Reports from around the state are of a heavier turnout than usual for a non-presidential election. Republicans and Democrats, and groups that support them, have been unusually busy trying to get out the vote through mailers and phone calls.
Traditionally, Republicans turn out in off-year elections in greater strength than Democrats. Even if Democrats’ efforts boosted turnout among their base this year, it’s not likely to be enough because their voter-registration drives resulted in a fraction of the numbers they had said was critical to their success.
Early voting, which included Sunday voting for the first time in some cities, increased over past years, and the percentage of early voters who were black rose, too. Those are good signs for Democrats because blacks generally support Democratic candidates.
However, an analysis by political strategists at Landmark Communication concluded that the vast majority of early voters had cast ballots in the last off-year election. That would suggest that Democrats’ turnout efforts had not convinced many infrequent voters to show up, the very group they need in large numbers to add to their base.

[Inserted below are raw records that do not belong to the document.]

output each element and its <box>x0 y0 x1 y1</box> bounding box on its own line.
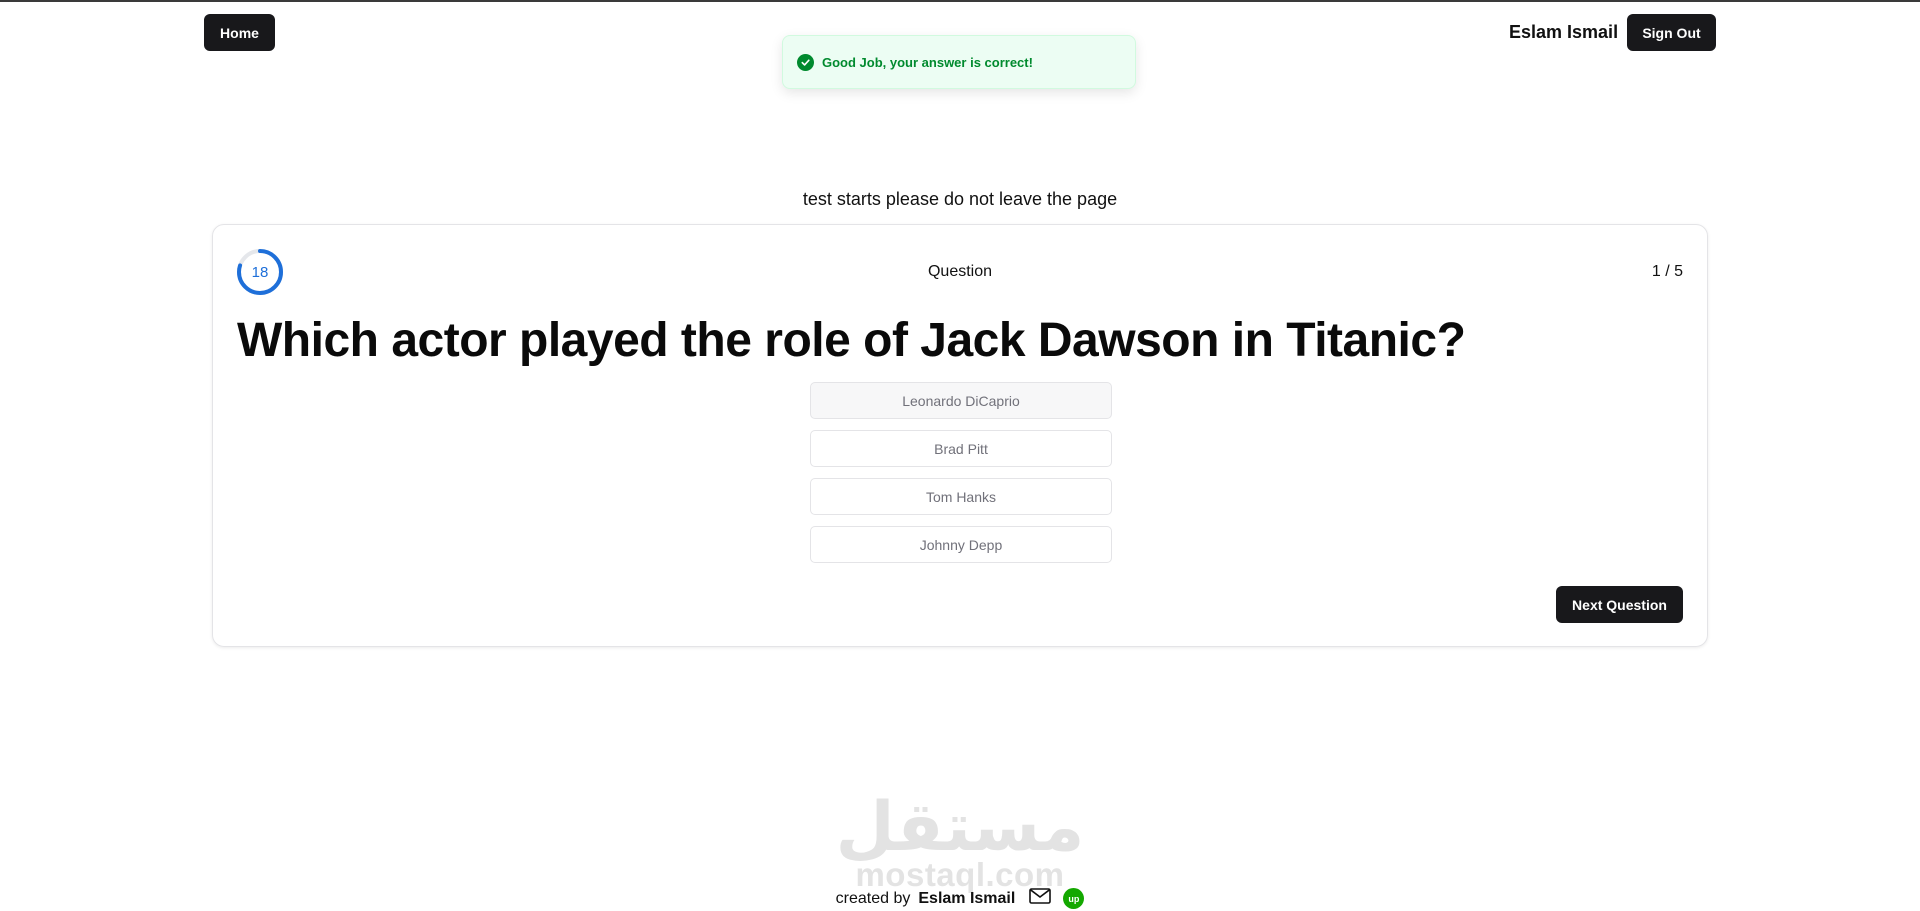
toast-message: Good Job, your answer is correct! <box>822 54 1033 70</box>
home-button[interactable]: Home <box>204 14 275 51</box>
answer-options: Leonardo DiCaprio Brad Pitt Tom Hanks Jo… <box>810 382 1112 574</box>
next-question-button[interactable]: Next Question <box>1556 586 1683 623</box>
answer-option[interactable]: Leonardo DiCaprio <box>810 382 1112 419</box>
footer: created by Eslam Ismail up <box>0 888 1920 909</box>
watermark-logo: مستقل mostaql.com <box>836 788 1085 893</box>
test-notice: test starts please do not leave the page <box>802 189 1118 209</box>
question-card: 18 Question 1 / 5 Which actor played the… <box>212 224 1708 647</box>
answer-option[interactable]: Johnny Depp <box>810 526 1112 563</box>
footer-prefix: created by <box>835 889 911 907</box>
footer-author: Eslam Ismail <box>918 889 1016 907</box>
upwork-icon[interactable]: up <box>1063 888 1085 909</box>
user-name: Eslam Ismail <box>1509 22 1619 42</box>
answer-option[interactable]: Brad Pitt <box>810 430 1112 467</box>
watermark-arabic-logo: مستقل <box>836 788 1085 867</box>
svg-text:مستقل: مستقل <box>840 792 1080 862</box>
question-counter: 1 / 5 <box>1651 263 1683 280</box>
question-label: Question <box>927 263 993 280</box>
success-toast: Good Job, your answer is correct! <box>782 35 1136 89</box>
question-text: Which actor played the role of Jack Daws… <box>237 314 1466 367</box>
mail-icon[interactable] <box>1029 888 1052 909</box>
check-circle-icon <box>797 53 814 71</box>
sign-out-button[interactable]: Sign Out <box>1627 14 1716 51</box>
answer-option[interactable]: Tom Hanks <box>810 478 1112 515</box>
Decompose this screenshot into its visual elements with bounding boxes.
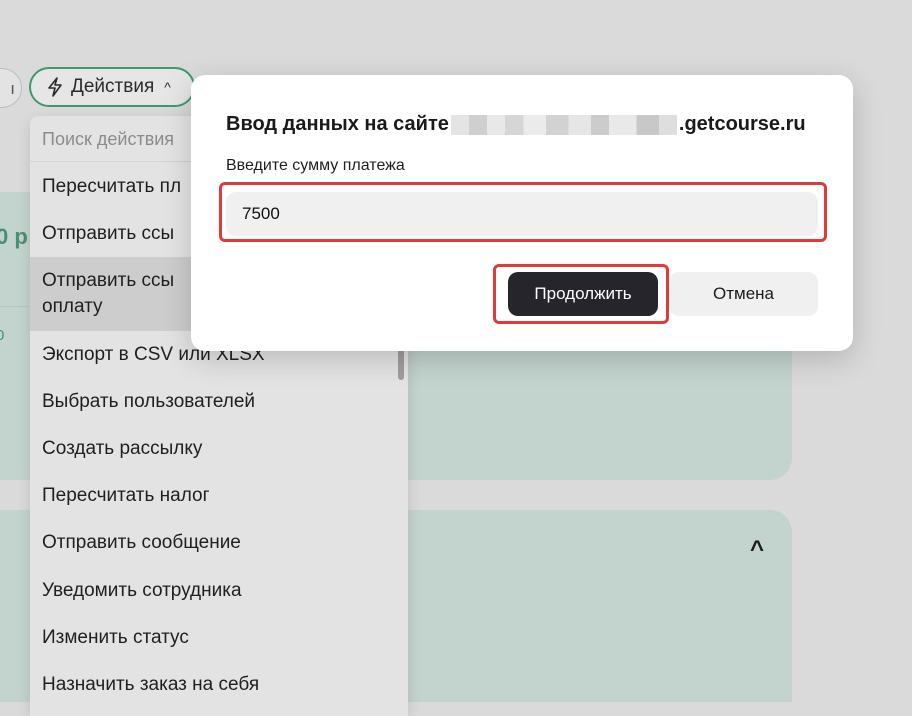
dialog-title: Ввод данных на сайте .getcourse.ru [226, 113, 806, 135]
payment-amount-input[interactable] [226, 192, 818, 236]
cancel-button[interactable]: Отмена [669, 272, 818, 316]
chevron-up-icon[interactable]: ^ [750, 536, 764, 564]
actions-button-label: Действия [71, 76, 155, 97]
divider [0, 306, 30, 307]
amount-field-label: Введите сумму платежа [226, 157, 405, 174]
filter-pill-label: ı [10, 79, 15, 98]
menu-item[interactable]: Уведомить сотрудника [30, 567, 408, 614]
redacted-domain [450, 114, 677, 135]
lightning-icon [48, 77, 62, 97]
menu-scrollbar[interactable] [398, 346, 404, 380]
chevron-up-icon: ^ [164, 79, 171, 95]
actions-button[interactable]: Действия ^ [29, 67, 195, 107]
filter-pill[interactable]: ı [0, 68, 22, 108]
order-amount: 0 р [0, 224, 28, 249]
menu-item[interactable]: Создать рассылку [30, 425, 408, 472]
menu-item[interactable]: Изменить статус [30, 614, 408, 661]
menu-item[interactable]: Выбрать пользователей [30, 378, 408, 425]
input-dialog: Ввод данных на сайте .getcourse.ru Введи… [191, 75, 853, 351]
continue-button[interactable]: Продолжить [508, 272, 658, 316]
menu-item[interactable]: Отправить сообщение [30, 519, 408, 567]
menu-item[interactable]: Пересчитать налог [30, 472, 408, 519]
order-meta: 0 [0, 327, 5, 344]
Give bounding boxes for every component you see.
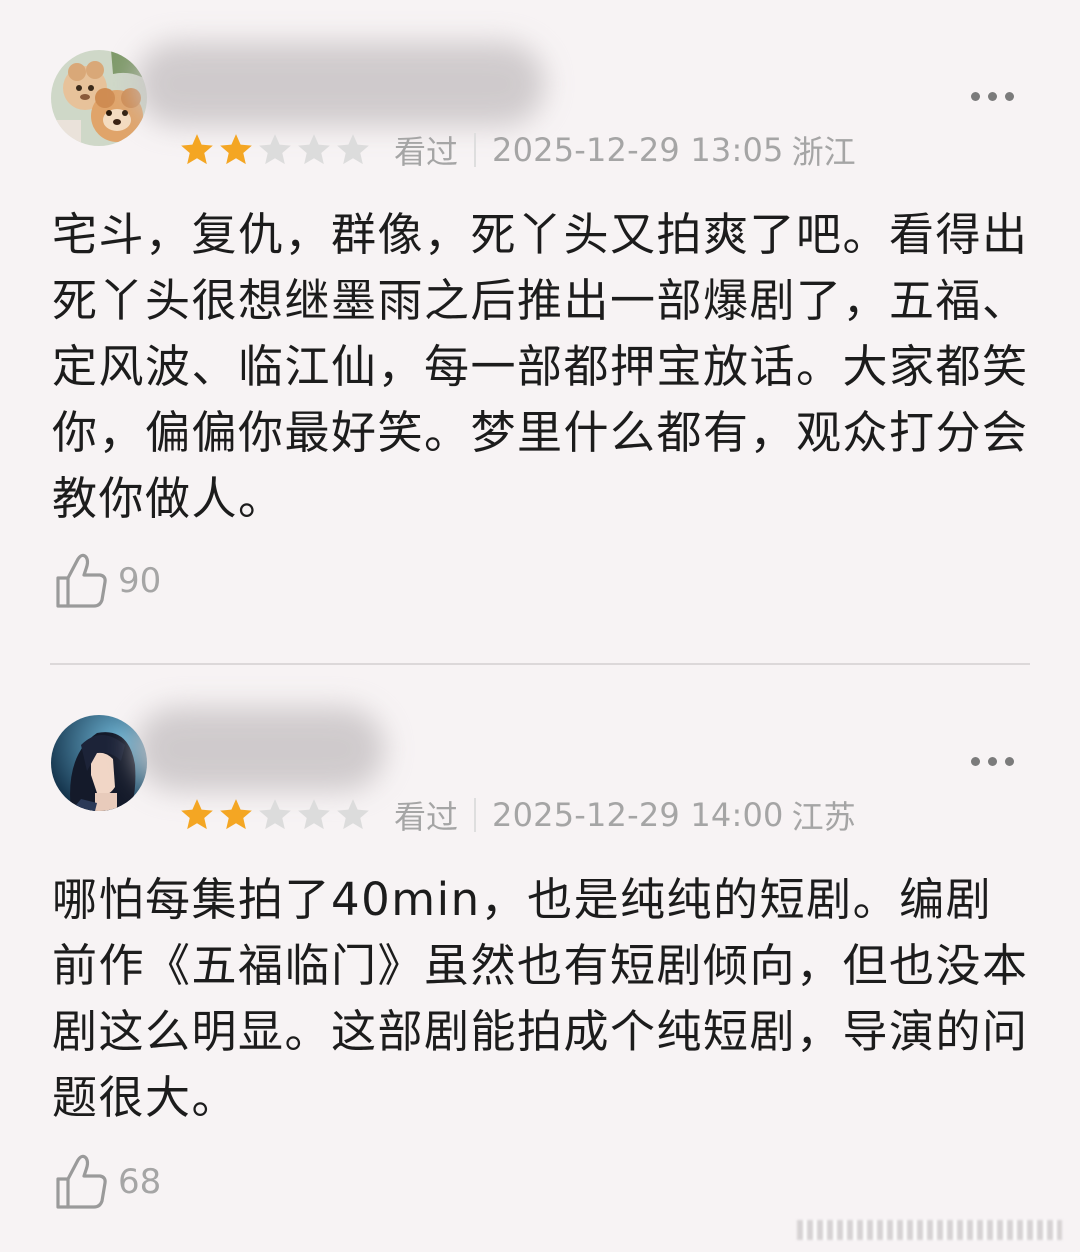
meta-separator — [474, 133, 477, 167]
watermark — [797, 1220, 1062, 1240]
star-icon — [298, 799, 330, 830]
star-icon — [298, 134, 330, 165]
review-meta: 看过 2025-12-29 14:00 江苏 — [178, 793, 856, 837]
star-icon — [181, 799, 213, 830]
star-icon — [259, 799, 291, 830]
star-icon — [220, 799, 252, 830]
like-button[interactable]: 68 — [50, 1152, 161, 1212]
avatar[interactable] — [51, 715, 147, 811]
star-rating — [178, 131, 372, 169]
watch-status: 看过 — [394, 133, 459, 171]
review-datetime: 2025-12-29 14:00 — [492, 796, 784, 834]
review-text: 哪怕每集拍了40min，也是纯纯的短剧。编剧前作《五福临门》虽然也有短剧倾向，但… — [52, 873, 1029, 1124]
review-card: 看过 2025-12-29 13:05 浙江 宅斗，复仇，群像，死丫头又拍爽了吧… — [0, 0, 1080, 665]
star-icon — [337, 134, 369, 165]
thumbs-up-icon — [56, 553, 107, 608]
watch-status: 看过 — [394, 798, 459, 836]
star-icon — [337, 799, 369, 830]
meta-separator — [474, 798, 477, 832]
star-icon — [220, 134, 252, 165]
review-text: 宅斗，复仇，群像，死丫头又拍爽了吧。看得出死丫头很想继墨雨之后推出一部爆剧了，五… — [52, 208, 1029, 525]
star-icon — [181, 134, 213, 165]
more-options-icon[interactable] — [971, 92, 1014, 101]
review-location: 浙江 — [791, 133, 856, 171]
username-blurred — [135, 707, 385, 791]
like-button[interactable]: 90 — [50, 551, 161, 611]
thumbs-up-icon — [56, 1154, 107, 1209]
review-datetime: 2025-12-29 13:05 — [492, 131, 784, 169]
avatar[interactable] — [51, 50, 147, 146]
like-count: 90 — [118, 561, 162, 601]
like-count: 68 — [118, 1162, 162, 1202]
review-location: 江苏 — [791, 798, 856, 836]
review-meta: 看过 2025-12-29 13:05 浙江 — [178, 128, 856, 172]
more-options-icon[interactable] — [971, 757, 1014, 766]
review-card: 看过 2025-12-29 14:00 江苏 哪怕每集拍了40min，也是纯纯的… — [0, 665, 1080, 1252]
star-icon — [259, 134, 291, 165]
star-rating — [178, 796, 372, 834]
username-blurred — [135, 42, 545, 126]
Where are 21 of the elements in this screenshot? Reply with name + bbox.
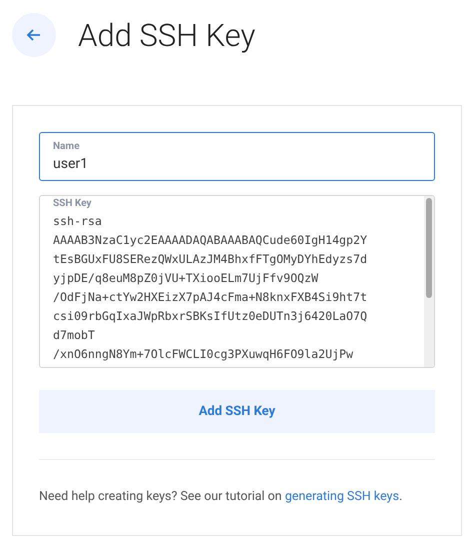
ssh-key-text-line: tEsBGUxFU8SERezQWxULAzJM4BhxfFTgOMyDYhEdyzs7d	[53, 251, 368, 268]
name-label: Name	[53, 140, 80, 154]
scrollbar[interactable]	[424, 196, 434, 367]
name-value: user1	[53, 155, 89, 174]
ssh-key-text-line: /xnO6nngN8Ym+7OlcFWCLI0cg3PXuwqH6FO9la2UjPw	[53, 346, 354, 363]
ssh-key-text-line: csi09rbGqIxaJWpRbxrSBKsIfUtz0eDUTn3j6420LaO7Q	[53, 308, 368, 325]
ssh-key-text-line: yjpDE/q8euM8pZ0jVU+TXiooELm7UjFfv9OQzW	[53, 270, 318, 287]
add-ssh-key-button[interactable]: Add SSH Key	[39, 390, 435, 433]
scrollbar-thumb[interactable]	[426, 198, 432, 298]
ssh-key-text-line: ssh-rsa	[53, 213, 102, 230]
generating-ssh-keys-link[interactable]: generating SSH keys	[284, 489, 400, 504]
back-arrow-icon	[26, 27, 42, 43]
help-text: Need help creating keys? See our tutorial on generating SSH keys.	[39, 488, 404, 506]
ssh-key-field[interactable]	[39, 195, 435, 368]
ssh-key-text-line: d7mobT	[53, 327, 95, 344]
back-button[interactable]	[12, 13, 56, 57]
name-field[interactable]: Name user1	[39, 132, 435, 181]
ssh-key-text-line: /OdFjNa+ctYw2HXEizX7pAJ4cFma+N8knxFXB4Si9ht7t	[53, 289, 368, 306]
page-title: Add SSH Key	[78, 20, 256, 50]
ssh-key-label: SSH Key	[53, 197, 92, 210]
ssh-key-text-line: AAAAB3NzaC1yc2EAAAADAQABAAABAQCude60IgH14gp2Y	[53, 232, 368, 249]
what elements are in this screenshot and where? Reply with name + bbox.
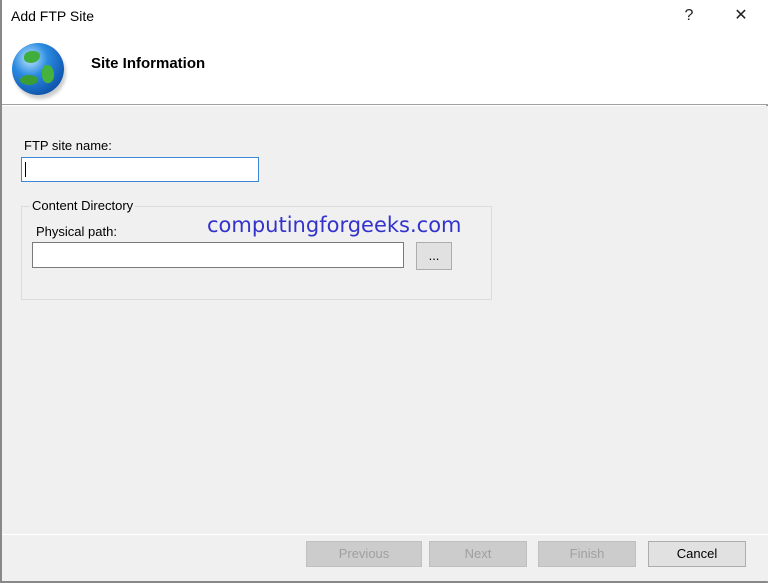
finish-button[interactable]: Finish bbox=[538, 541, 636, 567]
physical-path-label: Physical path: bbox=[36, 224, 117, 239]
window-title: Add FTP Site bbox=[11, 8, 95, 24]
physical-path-input[interactable] bbox=[32, 242, 404, 268]
help-button[interactable]: ? bbox=[674, 4, 704, 28]
text-caret bbox=[25, 162, 26, 177]
site-name-label: FTP site name: bbox=[24, 138, 112, 153]
globe-icon bbox=[12, 43, 64, 95]
cancel-button[interactable]: Cancel bbox=[648, 541, 746, 567]
add-ftp-site-dialog: Add FTP Site ? ✕ Site Information FTP si… bbox=[0, 0, 768, 583]
wizard-header: Site Information bbox=[2, 33, 768, 105]
watermark: computingforgeeks.com bbox=[207, 213, 462, 237]
previous-button[interactable]: Previous bbox=[306, 541, 422, 567]
browse-button[interactable]: ... bbox=[416, 242, 452, 270]
content-directory-label: Content Directory bbox=[30, 198, 136, 213]
page-title: Site Information bbox=[91, 55, 206, 72]
next-button[interactable]: Next bbox=[429, 541, 527, 567]
wizard-body: FTP site name: Content Directory Physica… bbox=[2, 106, 768, 581]
site-name-input[interactable] bbox=[21, 157, 259, 182]
close-button[interactable]: ✕ bbox=[726, 4, 756, 28]
title-bar: Add FTP Site ? ✕ bbox=[2, 0, 768, 33]
footer-divider bbox=[2, 534, 768, 535]
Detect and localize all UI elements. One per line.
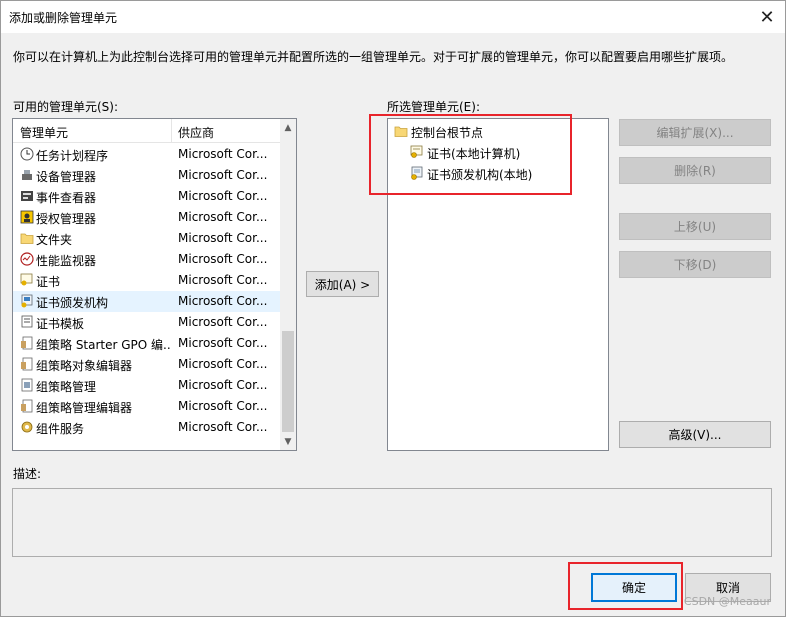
snapin-name: 证书 (36, 275, 61, 289)
move-up-button[interactable]: 上移(U) (619, 213, 771, 240)
snapin-name: 事件查看器 (36, 191, 97, 205)
close-button[interactable]: ✕ (753, 3, 781, 31)
snapin-name: 授权管理器 (36, 212, 97, 226)
snapin-vendor: Microsoft Cor... (178, 336, 268, 350)
list-item[interactable]: 事件查看器 Microsoft Cor... (13, 186, 281, 207)
snapin-vendor: Microsoft Cor... (178, 273, 268, 287)
snapin-name: 组策略 Starter GPO 编... (36, 338, 170, 352)
remove-button[interactable]: 删除(R) (619, 157, 771, 184)
snapin-name: 组件服务 (36, 422, 85, 436)
snapin-vendor: Microsoft Cor... (178, 294, 268, 308)
snapin-name: 证书颁发机构 (36, 296, 109, 310)
certificate-icon (20, 273, 33, 286)
component-services-icon (21, 421, 33, 433)
move-down-button[interactable]: 下移(D) (619, 251, 771, 278)
snapin-name: 设备管理器 (36, 170, 97, 184)
description-label: 描述: (13, 467, 42, 481)
snapin-name: 文件夹 (36, 233, 73, 247)
column-header-vendor[interactable]: 供应商 (178, 124, 214, 141)
authorization-icon (20, 210, 34, 224)
available-rows: 任务计划程序 Microsoft Cor... 设备管理器 Microsoft Cor… (13, 144, 281, 438)
list-item[interactable]: 证书颁发机构 Microsoft Cor... (13, 291, 281, 312)
list-item[interactable]: 设备管理器 Microsoft Cor... (13, 165, 281, 186)
list-item[interactable]: 任务计划程序 Microsoft Cor... (13, 144, 281, 165)
add-button[interactable]: 添加(A) > (306, 271, 379, 297)
snapin-name: 任务计划程序 (36, 149, 109, 163)
available-snapins-label: 可用的管理单元(S): (13, 100, 119, 114)
selected-snapins-tree[interactable]: 控制台根节点 证书(本地计算机) 证书颁发机构(本地) (387, 118, 609, 451)
performance-icon (20, 252, 34, 266)
snapin-vendor: Microsoft Cor... (178, 420, 268, 434)
policy-icon (21, 399, 33, 413)
snapin-vendor: Microsoft Cor... (178, 357, 268, 371)
list-item[interactable]: 组策略管理 Microsoft Cor... (13, 375, 281, 396)
snapin-vendor: Microsoft Cor... (178, 147, 268, 161)
watermark: CSDN @Meaaur (683, 595, 771, 608)
snapin-name: 性能监视器 (36, 254, 97, 268)
clock-icon (20, 147, 34, 161)
certificate-authority-icon (21, 294, 33, 308)
list-item[interactable]: 授权管理器 Microsoft Cor... (13, 207, 281, 228)
title-bar: 添加或删除管理单元 ✕ (1, 1, 785, 33)
list-item[interactable]: 证书 Microsoft Cor... (13, 270, 281, 291)
column-header-snapin[interactable]: 管理单元 (20, 124, 68, 141)
description-box (12, 488, 772, 557)
list-item[interactable]: 证书模板 Microsoft Cor... (13, 312, 281, 333)
snapin-vendor: Microsoft Cor... (178, 189, 268, 203)
edit-extensions-button[interactable]: 编辑扩展(X)... (619, 119, 771, 146)
tree-node-label: 证书颁发机构(本地) (427, 168, 533, 182)
snapin-vendor: Microsoft Cor... (178, 168, 268, 182)
list-item[interactable]: 文件夹 Microsoft Cor... (13, 228, 281, 249)
window-title: 添加或删除管理单元 (9, 11, 118, 25)
snapin-name: 证书模板 (36, 317, 85, 331)
scroll-thumb[interactable] (282, 331, 294, 432)
column-divider[interactable] (171, 119, 172, 143)
snapin-name: 组策略对象编辑器 (36, 359, 133, 373)
snapin-vendor: Microsoft Cor... (178, 231, 268, 245)
snapin-vendor: Microsoft Cor... (178, 210, 268, 224)
certificate-template-icon (21, 315, 33, 328)
add-remove-snapins-dialog: 添加或删除管理单元 ✕ 你可以在计算机上为此控制台选择可用的管理单元并配置所选的… (0, 0, 786, 617)
list-header: 管理单元 供应商 (13, 119, 281, 143)
policy-management-icon (21, 378, 33, 392)
close-icon: ✕ (759, 6, 775, 28)
tree-node-label: 控制台根节点 (411, 126, 484, 140)
vertical-scrollbar[interactable]: ▲ ▼ (280, 119, 296, 450)
event-viewer-icon (21, 191, 33, 201)
policy-icon (21, 357, 33, 371)
folder-icon (394, 126, 408, 137)
available-snapins-list[interactable]: 管理单元 供应商 任务计划程序 Microsoft Cor... 设备管理器 Micr… (12, 118, 297, 451)
scroll-down-button[interactable]: ▼ (280, 433, 296, 450)
scroll-up-button[interactable]: ▲ (280, 119, 296, 136)
policy-icon (21, 336, 33, 350)
list-item[interactable]: 组策略 Starter GPO 编... Microsoft Cor... (13, 333, 281, 354)
snapin-vendor: Microsoft Cor... (178, 252, 268, 266)
list-item[interactable]: 性能监视器 Microsoft Cor... (13, 249, 281, 270)
certificate-icon (410, 145, 423, 158)
intro-text: 你可以在计算机上为此控制台选择可用的管理单元并配置所选的一组管理单元。对于可扩展… (13, 50, 734, 64)
list-item[interactable]: 组策略管理编辑器 Microsoft Cor... (13, 396, 281, 417)
snapin-name: 组策略管理编辑器 (36, 401, 133, 415)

Those who did wait until Election Day ran into some glitches in various places around the state. If they wanted to look up where to vote, the Secretary of State’s website with the information was down for much of the morning. Some precincts had long lines due to county officials not setting up enough electronic voting machines. And one precinct on the Georgia Tech campus charged voters for parking, which drew claims of an illegal “poll tax” from some national voter-rights groups.